The subject, tool, object activity.
Furthermore, CHAT, as a broad model, is concerned with human activity within a particular culture; it places “culture and activity at the centre of attempts to understand human nature” (Holzman, 2006, p. 6). However, it is crucial to note that culture is like a chameleon in that it changes in response to the environment. It also depicts people’s responses to the systemic and structural circumstances, where racial domination and an oppressive agenda over minorities in terms of power find expression. It is also pertinent to note that new cultures are designed through understanding possible human responses to external pressures. To this, Wilcox (2023) cautions against the so-called Black culture in her article “Oppression Is Not ‘Culture’: The Need to Center Systemic and Structural Determinants to Address Anti-Black Racism and Racial Trauma in Psychotherapy.” A convincing example is that of the colonialism and apartheid system, which, by design, created a culture of inferiority and self-loathing by enforcing people to remain in squalor with very limited resources to induce dependency on white people, perpetual stress, and aggression in the pursuit of survival. Within the apartheid system, the Group Areas Act 41 of 1950 and the homeland system that was created for Black people hindered freedom of movement and created helplessness and stuckness in resource-scarce and barren land allocated for ethnic groups, normalising the culture of othering. It is imperative for psychotherapy to continuously interrogate the so-called “Black culture” or the “minority culture” as that which may mean activities that emerged out of well-designed and contemplated oppressive strategies, yielding tensions in pursuit of survival. In line with this argument, a striking observation is that the colonisers’ descendants make no reference to their culture but instead speak more of livelihood and survival as the dominant narrative of their activity.

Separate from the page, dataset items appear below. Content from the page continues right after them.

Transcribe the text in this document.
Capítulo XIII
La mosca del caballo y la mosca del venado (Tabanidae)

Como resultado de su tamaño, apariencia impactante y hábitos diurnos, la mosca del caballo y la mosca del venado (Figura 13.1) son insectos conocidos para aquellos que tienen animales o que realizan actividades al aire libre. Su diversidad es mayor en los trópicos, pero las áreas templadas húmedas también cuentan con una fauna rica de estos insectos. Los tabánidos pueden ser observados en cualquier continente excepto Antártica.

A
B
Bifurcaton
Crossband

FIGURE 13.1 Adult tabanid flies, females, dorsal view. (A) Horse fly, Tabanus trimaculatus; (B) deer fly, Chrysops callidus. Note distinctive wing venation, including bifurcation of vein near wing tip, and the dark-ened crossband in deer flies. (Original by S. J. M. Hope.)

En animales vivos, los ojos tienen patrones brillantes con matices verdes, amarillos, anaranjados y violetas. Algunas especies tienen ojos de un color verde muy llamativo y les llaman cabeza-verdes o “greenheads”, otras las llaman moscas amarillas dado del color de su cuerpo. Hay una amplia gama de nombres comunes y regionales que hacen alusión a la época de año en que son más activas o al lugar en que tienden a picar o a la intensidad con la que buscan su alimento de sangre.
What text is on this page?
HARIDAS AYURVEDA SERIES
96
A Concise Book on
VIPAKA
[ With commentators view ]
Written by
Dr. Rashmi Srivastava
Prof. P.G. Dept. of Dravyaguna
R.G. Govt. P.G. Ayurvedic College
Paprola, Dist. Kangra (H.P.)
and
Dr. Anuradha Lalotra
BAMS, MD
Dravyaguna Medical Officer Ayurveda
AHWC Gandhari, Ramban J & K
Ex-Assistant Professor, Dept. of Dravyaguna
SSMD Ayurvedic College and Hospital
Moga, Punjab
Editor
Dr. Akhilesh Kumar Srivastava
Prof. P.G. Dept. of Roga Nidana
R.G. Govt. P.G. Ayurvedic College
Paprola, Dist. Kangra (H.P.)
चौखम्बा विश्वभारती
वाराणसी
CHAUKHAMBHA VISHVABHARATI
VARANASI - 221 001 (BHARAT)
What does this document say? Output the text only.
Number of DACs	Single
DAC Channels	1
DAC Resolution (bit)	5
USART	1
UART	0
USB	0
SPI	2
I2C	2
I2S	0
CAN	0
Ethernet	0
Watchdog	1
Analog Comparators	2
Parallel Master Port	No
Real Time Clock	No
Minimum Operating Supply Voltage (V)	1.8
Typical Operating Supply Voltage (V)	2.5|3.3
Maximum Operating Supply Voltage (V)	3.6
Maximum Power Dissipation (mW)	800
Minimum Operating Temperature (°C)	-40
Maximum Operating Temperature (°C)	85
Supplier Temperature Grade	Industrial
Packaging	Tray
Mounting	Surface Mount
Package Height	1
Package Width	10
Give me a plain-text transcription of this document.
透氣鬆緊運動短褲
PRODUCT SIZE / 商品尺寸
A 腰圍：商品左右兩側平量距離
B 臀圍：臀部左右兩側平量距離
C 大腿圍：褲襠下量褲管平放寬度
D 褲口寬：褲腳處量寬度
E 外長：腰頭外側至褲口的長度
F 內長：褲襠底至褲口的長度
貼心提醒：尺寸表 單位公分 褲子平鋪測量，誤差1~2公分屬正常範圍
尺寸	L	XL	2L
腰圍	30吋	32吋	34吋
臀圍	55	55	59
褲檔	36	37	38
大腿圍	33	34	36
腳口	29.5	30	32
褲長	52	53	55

Holzman (2006) further brands CHAT as “a psychology that focuses not on the individual but on the interaction between an individual, systems of artifacts, and other individuals in historically developing institutional settings” (p. 6; see Figure 2 below). In psychotherapy, the therapist should be aware of all institutions and systems involved in an individual existence, which includes the rules, legislations, and values (overt and covert) that govern the intersubjective activities as well as all other activities within their system. Even the development of intuition is dependent on the object-related collaborative activities by the involved individuals, who perform specific functions based on the division of labour. Education and schooling are examples of a system when individuals interact within a system of educational artifacts, tools, and resources such as the curriculum. Relevant for this article, psychotherapy is a system of artifacts in which people engage intersubjectively with the aim of alleviating mental health difficulties.

The cultural–historical activity system.
The psychotherapeutic intervention as an intersubjective dialectical activity has healing and transformation as its object. Holzman (2006) views this as “a non-dualistic approach to understanding and transforming human life that takes dialectical human activity as its ontology” (p. 6). Used by the therapist as the lens to understand the client and their current presentation and past experiences of historical and transgenerational trauma, CHAT would enable the therapist to have a broader and more holistic view of the individual or group receiving the therapeutic intervention.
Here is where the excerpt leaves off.